PROCESSUAL CIVIL — REsp 2173858
Análise documental baseada na ementa oficial do Superior Tribunal de Justiça, organizada para consulta e compreensão do precedente.
Comentário editorial
Nesta leitura prática, a decisão é organizada para mostrar o que o STJ efetivamente registrou e quais dados devem ser conferidos antes de transportar o entendimento para uma situação cotidiana. O recorte processual é REsp, julgado por SEGUNDA TURMA, sob relatoria de AFRÂNIO VILELA.
Para o cidadão, o ponto essencial é não tratar a ementa como uma regra automática: fatos, pedidos, fase processual e legislação aplicável precisam ser comparados com o caso concreto. Quando o julgamento repercutir em mobilidade, veículos, sanções ou direitos do condutor, essa conexão deve estar expressa no próprio texto oficial.
Pontos centrais da ementa
- EXECUÇÃO FISCAL AJUIZADA PELA FAZENDA NACIONAL, EM 2016, PARA A COBRANÇA DE DÍVIDA ATIVA NÃO-TRIBUTÁRIA REFERENTE À MULTA PENAL COMINADA CUMULATIVAMENTE COM PENA PRIVATIVA DE LIBERDADE.
- PRAZO DE PRESCRIÇÃO DA MULTA REGIDO PELO CÓDIGO PENAL.
- A Primeira Seção deste STJ, por ocasião do julgamento do REsp 1.340.553/PR, sob a sistemática dos recursos repetitivos, em voto-vista da Ministra Assusete Magalhães, deixou assentado que o prazo de duração da prescrição intercorrente depende da natureza da dívida ativa (embora a dívida ativa tributária tenha prazo quinquenal, há dívidas não tributárias, que são objeto de execução fiscal, com prazos prescricionais diversos).
- Também o Ministro Herman Benjamin, em voto-vista, consignou que o prazo da prescrição intercorrente não será, necessariamente, quinquenal.
Resultado indicado
Recurso especial provido.
Ementa oficial
PROCESSUAL CIVIL. RECURSO ESPECIAL. EXECUÇÃO FISCAL AJUIZADA PELA FAZENDA NACIONAL, EM 2016, PARA A COBRANÇA DE DÍVIDA ATIVA NÃO-TRIBUTÁRIA REFERENTE À MULTA PENAL COMINADA CUMULATIVAMENTE COM PENA PRIVATIVA DE LIBERDADE. PRAZO DE PRESCRIÇÃO DA MULTA REGIDO PELO CÓDIGO PENAL. RECURSO ESPECIAL PROVIDO. 1. A Primeira Seção deste STJ, por ocasião do julgamento do REsp 1.340.553/PR, sob a sistemática dos recursos repetitivos, em voto-vista da Ministra Assusete Magalhães, deixou assentado que o prazo de duração da prescrição intercorrente depende da natureza da dívida ativa (embora a dívida ativa tributária tenha prazo quinquenal, há dívidas não tributárias, que são objeto de execução fiscal, com prazos prescricionais diversos).
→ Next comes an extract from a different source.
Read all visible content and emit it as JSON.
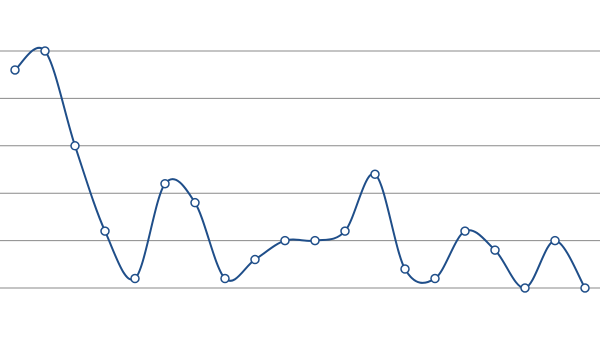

Também o Ministro Herman Benjamin, em voto-vista, consignou que o prazo da prescrição intercorrente não será, necessariamente, quinquenal. Para os créditos de natureza não tributária, o prazo da prescrição intercorrente será idêntico ao da prescrição ordinária, estabelecido em legislação específica - ou, na inexistência desta, aquele disposto no art. 1º do Decreto 20.910/1932 (REsp 1.340.553/RS, relator Ministro Mauro Campbell Marques, Primeira Seção, julgado em 12/9/2018, DJe de 16/10/2018). 2. Sobre o prazo de prescrição aplicável à execução de multa penal, a jurisprudência deste Superior Tribunal de Justiça orienta-se no sentido de que a nova redação do art. 51 do Código Penal não retirou o caráter penal da multa. Assim, embora se apliquem as causas suspensivas da prescrição previstas na Lei 6.830/1980 e as causas interruptivas disciplinadas no art. 174 do Código Tributário Nacional, o prazo prescricional continua regido pelo art. 114, II, do Código Penal. Precedentes. 3. Recurso especial provido.
Referências legislativas
["LEG:FED DEL:002848 ANO:1940\n***** CP-40 CÓDIGO PENAL\n ART:00051 ART:00109 ART:00110 ART:00114 INC:00002"]
Fonte e transparência
Conteúdo documental proveniente do conjunto oficial de dados abertos do STJ. Consulte também a pesquisa de jurisprudência do STJ e o arquivo oficial de origem deste registro.
Aviso: este material tem finalidade informativa e documental. Não constitui parecer jurídico nem garante aplicação do entendimento a outro processo.